One state began stepping up to protect teachers and school staff from bullying. Earlier this month, North Carolina passed legislation that makes posting “intimidating or tormenting statements” about teachers online a misdemeanor. A student could be fined up to $1,000 for posting such a statement on Twitter or Facebook. The move came after the state’s Classroom Teachers Association lobbied lawmakers for some protection.


“It remains to be seen whether legislation will prevent any bullying,” says Sweet. “It would, at least, provide some recourse for bullying victims.”


One partial drawback to the North Carolina legislation is that the law only covers cyberbullying involving students and school staff. It does not cover the types of physical or verbal bullying seen in the Karen Klein incident or another case that was just settled in New York City. The city recently gave a former Brooklyn high school teacher a $450,000 settlement after she claimed her students sexually harassed and verbally abused her. Theresa Reel, 52, says students touched her breasts and wrote abusive things about her on a classroom desk. Reel claims she reported the abuse to her principal, who told her she was just trying to make the school look bad.


Reel ended up with financial compensation for the emotional pain she claims to have endured. So, too, did Klein, but from a different source. She didn’t have to sue anyone. The general public came to Klein’s rescue. Since the video of her being bullied on the bus went viral, she has received more than $700,000 in donations through an independent fundraising website. Klein plans to use that money to take a long vacation and to help with her retirement.


According to the Schools of Thought blog, the following advice is helpful if you are dealing with a bully or bullying situation as a teacher, school administrators, and school workers.


  • Teachers need to be diligent about documentation and communication with parents and children when bullying occurs.

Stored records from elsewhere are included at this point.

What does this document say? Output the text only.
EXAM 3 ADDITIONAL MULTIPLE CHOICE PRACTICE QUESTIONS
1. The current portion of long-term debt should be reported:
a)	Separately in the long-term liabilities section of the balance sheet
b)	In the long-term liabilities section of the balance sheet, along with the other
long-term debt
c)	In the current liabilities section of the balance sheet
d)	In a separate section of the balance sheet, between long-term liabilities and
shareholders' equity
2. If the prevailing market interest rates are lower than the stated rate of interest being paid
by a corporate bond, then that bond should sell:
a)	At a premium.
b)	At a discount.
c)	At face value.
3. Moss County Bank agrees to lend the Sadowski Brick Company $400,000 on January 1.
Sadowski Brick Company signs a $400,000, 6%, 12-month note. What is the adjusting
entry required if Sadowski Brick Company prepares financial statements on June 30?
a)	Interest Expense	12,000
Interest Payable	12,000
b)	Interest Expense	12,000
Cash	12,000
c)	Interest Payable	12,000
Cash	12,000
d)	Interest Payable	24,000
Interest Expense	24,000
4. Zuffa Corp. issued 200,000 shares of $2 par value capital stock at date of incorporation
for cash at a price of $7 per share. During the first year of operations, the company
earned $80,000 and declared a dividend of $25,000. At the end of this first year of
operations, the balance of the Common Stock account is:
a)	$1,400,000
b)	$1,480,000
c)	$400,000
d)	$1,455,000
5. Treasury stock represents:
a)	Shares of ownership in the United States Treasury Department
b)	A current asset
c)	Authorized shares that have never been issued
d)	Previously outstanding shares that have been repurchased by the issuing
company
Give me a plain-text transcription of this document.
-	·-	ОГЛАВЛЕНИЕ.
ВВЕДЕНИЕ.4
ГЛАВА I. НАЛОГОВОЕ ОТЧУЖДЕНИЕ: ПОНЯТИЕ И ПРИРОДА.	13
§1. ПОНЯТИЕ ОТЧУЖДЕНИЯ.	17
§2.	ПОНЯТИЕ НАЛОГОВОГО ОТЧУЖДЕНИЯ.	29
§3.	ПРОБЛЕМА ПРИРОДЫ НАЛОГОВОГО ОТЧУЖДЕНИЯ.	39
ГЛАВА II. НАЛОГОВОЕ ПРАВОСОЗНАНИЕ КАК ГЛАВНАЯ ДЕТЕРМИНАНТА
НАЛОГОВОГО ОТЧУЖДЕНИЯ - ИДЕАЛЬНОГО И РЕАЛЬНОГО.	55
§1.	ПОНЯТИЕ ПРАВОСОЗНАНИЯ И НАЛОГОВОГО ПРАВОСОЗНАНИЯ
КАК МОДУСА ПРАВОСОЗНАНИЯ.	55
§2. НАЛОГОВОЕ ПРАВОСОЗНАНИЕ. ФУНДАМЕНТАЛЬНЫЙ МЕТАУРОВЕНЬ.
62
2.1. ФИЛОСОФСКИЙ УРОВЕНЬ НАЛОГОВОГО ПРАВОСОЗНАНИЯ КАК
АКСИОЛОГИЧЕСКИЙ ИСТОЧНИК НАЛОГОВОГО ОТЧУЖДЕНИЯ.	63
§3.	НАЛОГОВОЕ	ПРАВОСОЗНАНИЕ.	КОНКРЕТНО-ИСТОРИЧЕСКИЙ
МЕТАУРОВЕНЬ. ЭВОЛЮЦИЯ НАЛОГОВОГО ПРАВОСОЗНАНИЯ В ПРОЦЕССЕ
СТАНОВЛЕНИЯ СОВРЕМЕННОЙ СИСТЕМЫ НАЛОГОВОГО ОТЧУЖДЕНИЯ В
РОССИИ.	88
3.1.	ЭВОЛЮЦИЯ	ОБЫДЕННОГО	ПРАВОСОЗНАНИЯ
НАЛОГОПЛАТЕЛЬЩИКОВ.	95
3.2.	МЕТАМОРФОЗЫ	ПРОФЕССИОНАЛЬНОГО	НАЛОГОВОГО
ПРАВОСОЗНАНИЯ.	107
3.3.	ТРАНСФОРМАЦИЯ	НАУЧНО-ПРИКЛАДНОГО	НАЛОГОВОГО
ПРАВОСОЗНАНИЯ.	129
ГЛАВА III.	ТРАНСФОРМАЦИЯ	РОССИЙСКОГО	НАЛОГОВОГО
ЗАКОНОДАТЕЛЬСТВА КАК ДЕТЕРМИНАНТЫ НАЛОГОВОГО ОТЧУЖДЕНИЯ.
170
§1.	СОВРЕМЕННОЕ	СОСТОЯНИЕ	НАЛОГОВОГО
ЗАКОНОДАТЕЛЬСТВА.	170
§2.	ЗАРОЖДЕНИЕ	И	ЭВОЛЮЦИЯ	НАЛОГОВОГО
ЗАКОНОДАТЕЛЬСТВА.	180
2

  • Rather than “writing a student up” or “reporting to the principal,” suggest a clear, respectful reaction by first recognizing students’ actions are inappropriate and shocking. Do not appear to be weakened or negatively affected.


  • Don’t expect students to agree or apologize; but understand the student recognize adults who stand their ground.


  • As much as schools have consequences by enforcing counseling and disciplinary action when students bully, parents need to take on the responsibility of teaching their children that bullying anyone is abuse.